The public’s view of the rights to free speech and expression as defined by the First Amendment ranges the entire gamut of beliefs, from the unfettered “anything goes” dictum of former Supreme Court Justice William O. Douglas to the puritanical sentiments espoused by the other extreme. Naturally, the majority of us fall somewhere between the two; nevertheless, a definitive distinction may never be reached as seen in the proliferation of split decisions handed down by our judiciary, to include the Supreme Court.
Accordingly, we find divergent opinions on that which all of us consider our fundamental rights — those differences are not markedly affected by individual occupation nor education. From the school custodian to the university professor; from the street person to the legislator; from the beat cop to the erudite black-robed judiciary, whether it be the high, middle or low road, the path to individual rights remains muddy.
The ongoing dispute between the Salute to Veterans Corporation and the anti-war activist protesters over access to the airport tarmac to circulate petitions and leaflets is no different. Both factions believe fervently in their cause, which unnecessarily, in my opinion anyway, was escalated to the courts — an action that moved the problem from the arena of common sense closure to a never-never land in which there can be no winner.
Earlier this month, George Kennedy, an accomplished and respected journalist and former editor of the Missourian, wrote an editorial opinion siding with the protest movement. Critical of the city’s “conspiring with the Salute to Veteran’s Corporation” to violate the inalienable rights of free speech and expression of the protesters, his commentary was well intentioned and civil, accurately reflecting his opinion.
Sadly however, his “I’ve never attended the Air Show, but ...” evaluation renders him less than objective in perhaps an unintended but definitely inaccurate observation. Had Mr. Kennedy bothered to attend the air show, he would have learned that, far from forbidding the circulation of petitions and leaflets as alleged, the protesters have for years been provided access to every person arriving and departing the tarmac at the two gates through which all attendees must pass. Additionally, the Columbia Police Department was on hand to see that the petitioners were free from interference.
Would it not appear to a reasonable individual that, while the anti-war activist’s rights to free speech and assembly are inviolate, the sponsor of the event, being so disputed, should not be required also to provide its opposition with the platform for that debate? By providing activists double access to all attending the air show, the idea that this should extend also to the tarmac, an area for which the nonprofit Salute to Veterans Corporation is liable, is an antithesis not only to sound judgment but also the rule of fair play.

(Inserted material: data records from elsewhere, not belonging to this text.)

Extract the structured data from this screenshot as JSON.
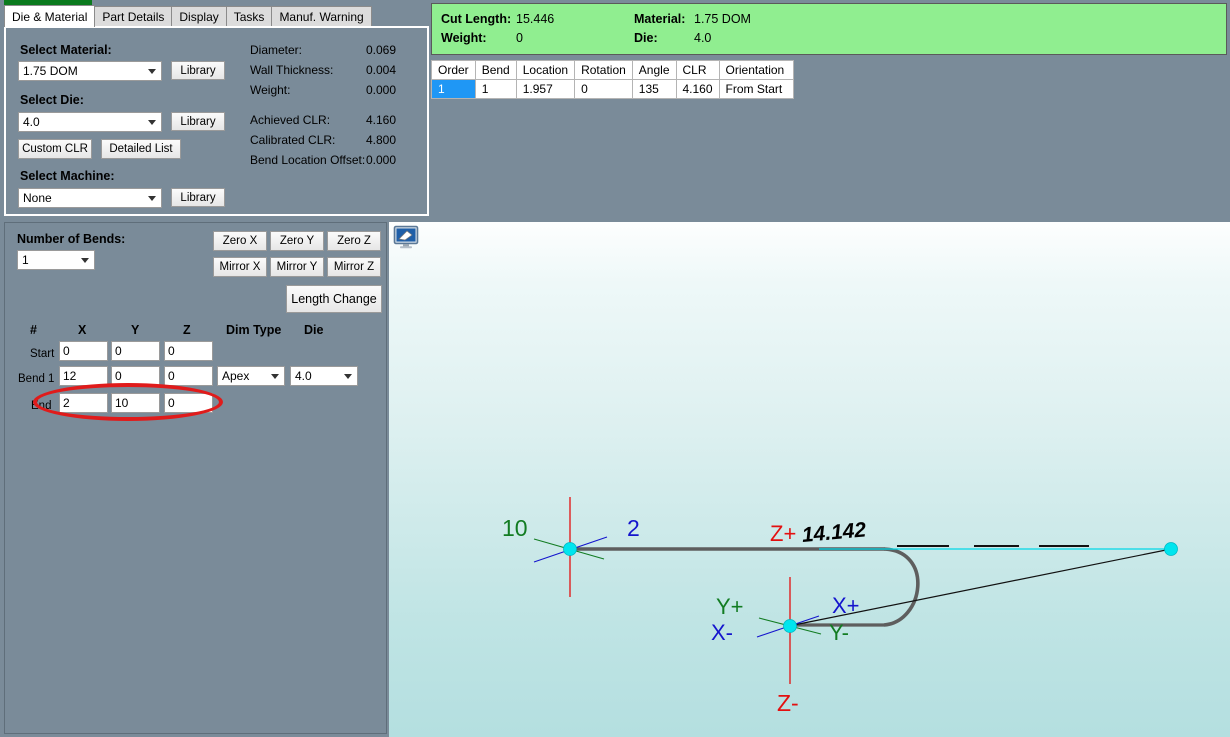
{
  "tabs": [
    {
      "label": "Die & Material",
      "active": true
    },
    {
      "label": "Part Details",
      "active": false
    },
    {
      "label": "Display",
      "active": false
    },
    {
      "label": "Tasks",
      "active": false
    },
    {
      "label": "Manuf. Warning",
      "active": false
    }
  ],
  "die_material": {
    "material_label": "Select Material:",
    "material_value": "1.75 DOM",
    "material_library_btn": "Library",
    "die_label": "Select Die:",
    "die_value": "4.0",
    "die_library_btn": "Library",
    "custom_clr_btn": "Custom CLR",
    "detailed_list_btn": "Detailed List",
    "machine_label": "Select Machine:",
    "machine_value": "None",
    "machine_library_btn": "Library",
    "stats": [
      {
        "label": "Diameter:",
        "value": "0.069"
      },
      {
        "label": "Wall Thickness:",
        "value": "0.004"
      },
      {
        "label": "Weight:",
        "value": "0.000"
      },
      {
        "label": "Achieved CLR:",
        "value": "4.160"
      },
      {
        "label": "Calibrated CLR:",
        "value": "4.800"
      },
      {
        "label": "Bend Location Offset:",
        "value": "0.000"
      }
    ]
  },
  "summary": {
    "cut_length_label": "Cut Length:",
    "cut_length_value": "15.446",
    "weight_label": "Weight:",
    "weight_value": "0",
    "material_label": "Material:",
    "material_value": "1.75 DOM",
    "die_label": "Die:",
    "die_value": "4.0",
    "background_color": "#90ee90"
  },
  "bend_table": {
    "headers": [
      "Order",
      "Bend",
      "Location",
      "Rotation",
      "Angle",
      "CLR",
      "Orientation"
    ],
    "rows": [
      {
        "order": "1",
        "bend": "1",
        "location": "1.957",
        "rotation": "0",
        "angle": "135",
        "clr": "4.160",
        "orientation": "From Start",
        "selected": true
      }
    ],
    "selection_color": "#1f97f5"
  },
  "bends_panel": {
    "number_of_bends_label": "Number of Bends:",
    "number_of_bends_value": "1",
    "zero_buttons": [
      "Zero X",
      "Zero Y",
      "Zero Z"
    ],
    "mirror_buttons": [
      "Mirror X",
      "Mirror Y",
      "Mirror Z"
    ],
    "length_change_btn": "Length Change",
    "grid_headers": [
      "#",
      "X",
      "Y",
      "Z",
      "Dim Type",
      "Die"
    ],
    "rows": [
      {
        "name": "Start",
        "x": "0",
        "y": "0",
        "z": "0",
        "dim_type": null,
        "die": null
      },
      {
        "name": "Bend 1",
        "x": "12",
        "y": "0",
        "z": "0",
        "dim_type": "Apex",
        "die": "4.0"
      },
      {
        "name": "End",
        "x": "2",
        "y": "10",
        "z": "0",
        "dim_type": null,
        "die": null
      }
    ],
    "annotation": {
      "shape": "ellipse",
      "color": "#e01b1b",
      "target_row": "End"
    }
  },
  "viewport": {
    "display_icon": "monitor-icon",
    "labels": [
      {
        "text": "10",
        "color": "#127c22",
        "name": "segment-length-10"
      },
      {
        "text": "2",
        "color": "#1414cd",
        "name": "segment-length-2"
      },
      {
        "text": "14.142",
        "color": "#000000",
        "name": "dimension-14-142"
      },
      {
        "text": "Z+",
        "color": "#e31010",
        "name": "axis-z-plus"
      },
      {
        "text": "Z-",
        "color": "#e31010",
        "name": "axis-z-minus"
      },
      {
        "text": "Y+",
        "color": "#127c22",
        "name": "axis-y-plus"
      },
      {
        "text": "Y-",
        "color": "#127c22",
        "name": "axis-y-minus"
      },
      {
        "text": "X+",
        "color": "#1414cd",
        "name": "axis-x-plus"
      },
      {
        "text": "X-",
        "color": "#1414cd",
        "name": "axis-x-minus"
      }
    ],
    "background_top": "#fdfefe",
    "background_bottom": "#b4dfe0"
  }
}
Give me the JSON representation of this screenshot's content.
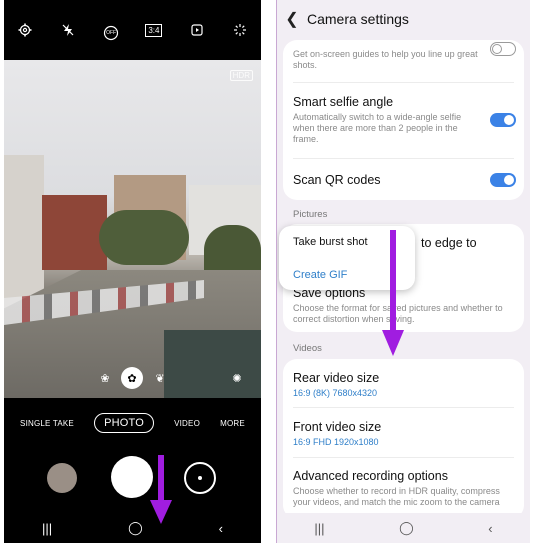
{
  "camera": {
    "top_icons": [
      "settings-icon",
      "flash-off-icon",
      "timer-off-icon",
      "aspect-ratio-icon",
      "motion-photo-icon",
      "sparkle-filter-icon"
    ],
    "timer_label": "OFF",
    "ratio_label": "3:4",
    "hdr_label": "HDR",
    "modes": [
      "SINGLE TAKE",
      "PHOTO",
      "VIDEO",
      "MORE"
    ],
    "active_mode": "PHOTO",
    "nav": [
      "|||",
      "◯",
      "‹"
    ]
  },
  "settings": {
    "title": "Camera settings",
    "top_desc": "Get on-screen guides to help you line up great shots.",
    "smart_selfie": {
      "title": "Smart selfie angle",
      "desc": "Automatically switch to a wide-angle selfie when there are more than 2 people in the frame."
    },
    "scan_qr": {
      "title": "Scan QR codes"
    },
    "section_pictures": "Pictures",
    "swipe_row_tail": "to edge to",
    "popup": {
      "item1": "Take burst shot",
      "item2": "Create GIF"
    },
    "save_options": {
      "title": "Save options",
      "desc": "Choose the format for saved pictures and whether to correct distortion when saving."
    },
    "section_videos": "Videos",
    "rear_video": {
      "title": "Rear video size",
      "value": "16:9 (8K) 7680x4320"
    },
    "front_video": {
      "title": "Front video size",
      "value": "16:9 FHD 1920x1080"
    },
    "advanced": {
      "title": "Advanced recording options",
      "desc": "Choose whether to record in HDR quality, compress your videos, and match the mic zoom to the camera"
    },
    "nav": [
      "|||",
      "◯",
      "‹"
    ]
  },
  "colors": {
    "accent_blue": "#3b82e6",
    "arrow_purple": "#a01de0",
    "link_blue": "#2f7fc9"
  }
}
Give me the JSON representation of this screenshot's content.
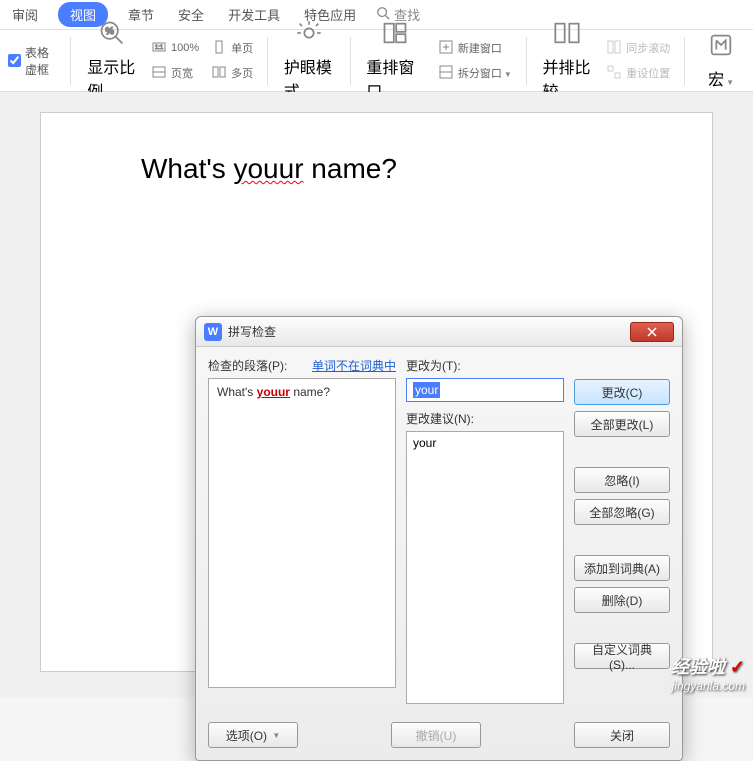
{
  "menubar": {
    "items": [
      "审阅",
      "视图",
      "章节",
      "安全",
      "开发工具",
      "特色应用"
    ],
    "active_index": 1,
    "search_label": "查找"
  },
  "ribbon": {
    "checkbox_label": "表格虚框",
    "zoom": {
      "ratio_label": "显示比例",
      "percent": "100%",
      "pagewidth": "页宽"
    },
    "page": {
      "single": "单页",
      "multi": "多页"
    },
    "eyecare": "护眼模式",
    "rearrange": "重排窗口",
    "newwin": "新建窗口",
    "splitwin": "拆分窗口",
    "compare": "并排比较",
    "syncscroll": "同步滚动",
    "resetpos": "重设位置",
    "macro": "宏"
  },
  "document": {
    "text_before": "What's ",
    "misspelled": "youur",
    "text_after": " name?"
  },
  "dialog": {
    "title": "拼写检查",
    "paragraph_label": "检查的段落(P):",
    "not_in_dict_label": "单词不在词典中",
    "change_to_label": "更改为(T):",
    "suggestions_label": "更改建议(N):",
    "paragraph_before": "What's ",
    "paragraph_error": "youur",
    "paragraph_after": " name?",
    "change_to_value": "your",
    "suggestion_item": "your",
    "buttons": {
      "change": "更改(C)",
      "change_all": "全部更改(L)",
      "ignore": "忽略(I)",
      "ignore_all": "全部忽略(G)",
      "add_to_dict": "添加到词典(A)",
      "delete": "删除(D)",
      "custom_dict": "自定义词典(S)...",
      "options": "选项(O)",
      "undo": "撤销(U)",
      "close": "关闭"
    }
  },
  "watermark": {
    "brand": "经验啦",
    "url": "jingyanla.com"
  }
}
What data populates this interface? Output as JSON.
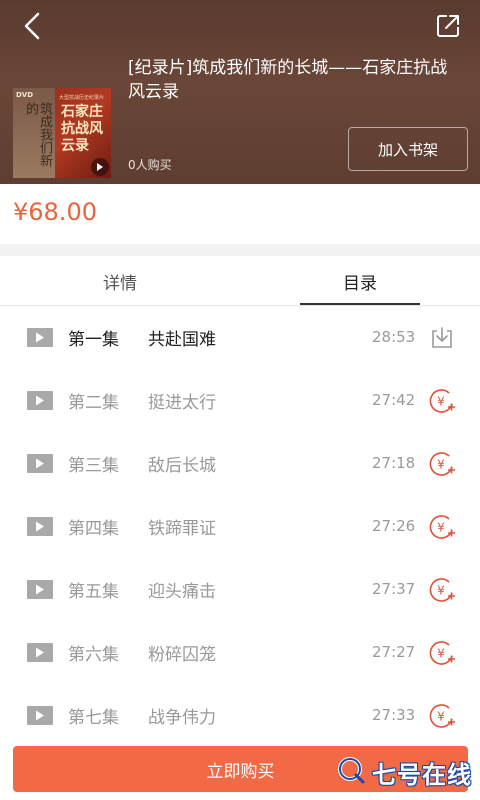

The application of common sense to this equation begs the following: “If the anti-air show faction enjoys established rights, as is unequivocally the case, do not those attending for its positive appeal possess the identical privilege?” I have attended this show every year since 1993 and I have yet to encounter anyone in attendance who came to see the protesters. After running the anti-war gauntlet both coming and going, is it too much to ask that those who come in support of our veterans be afforded unfettered observation of the only free civilian air show in the United States without being confronted with leaflets and petitions? Orchestrated by volunteers, the air show counts as one of Columbia’s and the nation’s most treasured attractions as the thousands upon thousands of attendees demonstrate annually.
Without question, the framers of the Constitution were so concerned with free speech that it was addressed in the First Amendment. However, I doubt seriously they intended it as a vehicle for a minority with ulterior motives to perpetrate a self-serving agenda at the expense of the majority.